Le représentant des anciens de l’université de Harvard, Habib Zoghbi, aux côtés du gouverneur de la BDL, Riad Salamé.
Au cours d'une rencontre-débat mardi avec une délégation des anciens de l'université de Harvard, présidée par Habib Zoghbi, le gouverneur de la Banque du Liban (BDL), Riad Salamé, a estimé que le plus grand défi aujourd'hui pour le Liban était de maintenir un niveau de croissance élevé - un objectif qui ne pourrait être atteint sans l'application des réformes structurelles et la « modernisation des infrastructures, notamment dans les domaines de l'Énergie, des Télécommunications et du Transport ».

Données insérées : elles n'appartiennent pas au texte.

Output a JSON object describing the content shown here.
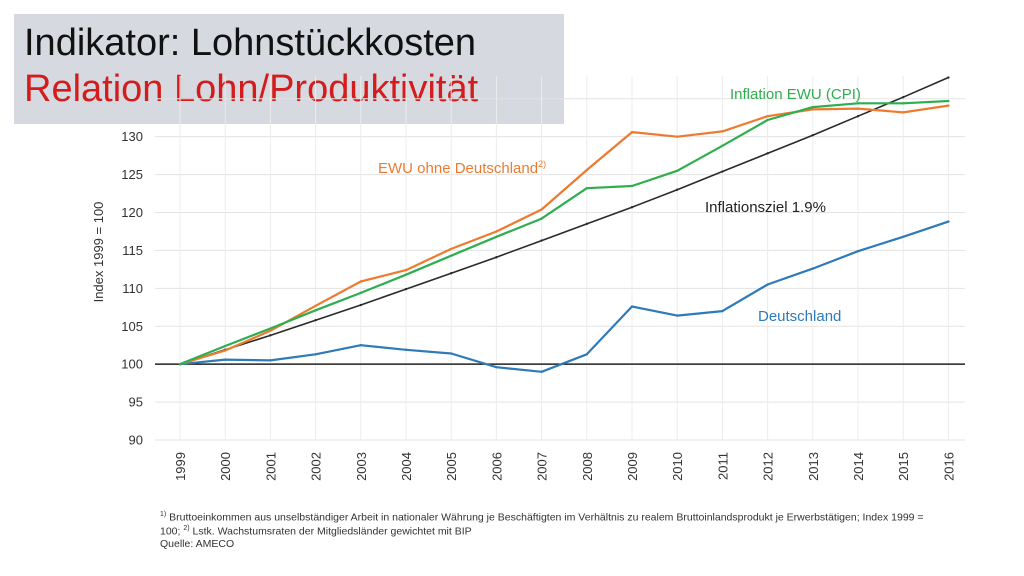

« Ce chantier est d'une importance capitale, d'autant que certains secteurs pèsent lourd aujourd'hui sur les finances publiques, comme en témoigne la facture de l'Électricité du Liban (EDL), qui représente à elle seule 3 à 4 % du produit intérieur brut (PIB) », a-t-il précisé à cet égard.
M. Salamé a en outre souligné la nécessité de capitaliser sur la stabilité politique dont bénéficie le Liban depuis la signature des accords de Doha, en mai 2008, ajoutant que la dette publique ne constituera pas de danger majeur tant que « les capitaux continueront à affluer vers le Liban ».
Il a toutefois mis en garde contre une dégradation plus accrue des finances publiques, faisant ainsi allusion de manière indirecte au déficit prévu dans le projet de budget 2010, qui devrait s'élever à quatre milliards de dollars, un plus haut historique.
« Plus l'État réussit à réduire son déficit, et plus il contribuera à une baisse du service de la dette ainsi qu'à une amélioration du climat de confiance », a-t-il souligné à ce sujet.
Le gouverneur de la BDL s'est attardé sur le rôle joué par la Banque centrale pour encourager les investissements et contribuer ainsi à l'essor économique, en incitant les banques locales à accorder un plus grand nombre de crédits. « Nous avons en effet eu recours à plusieurs mesures incitatives au cours des dernières années pour pousser les banques à accorder des prêts à moyen et long terme », a-t-il ainsi indiqué. Parmi ces mesures, figure notamment la baisse du taux des réserves obligatoires qui a permis à un grand nombre d'établissements d'abaisser leur taux d'intérêt sur les crédits au logement, ainsi que d'autres mesures à caractère social ayant encouragé l'introduction de nouveaux produits permettant de financer les études universitaires ou encore les projets d'environnement.
Par ailleurs, et au sujet des réserves en or du Liban, dont le montant global avait atteint 10,3 milliards de dollars fin mars, M. Salamé s'est prononcé contre toute vente totale ou partielle de ces réserves, les qualifiant de ressources essentielles pour le pays et de « pilier de stabilité auquel il ne faudrait en aucun cas toucher ».
Enfin, au sujet de la flambée des prix de l'immobilier, le gouverneur de la BDL a souligné que cette montée en flèche des prix était le résultat d'une demande très soutenue, ajoutant que les facilités de paiement accordées à l'heure actuelle permettaient d'aider les Libanais à acquérir un logement.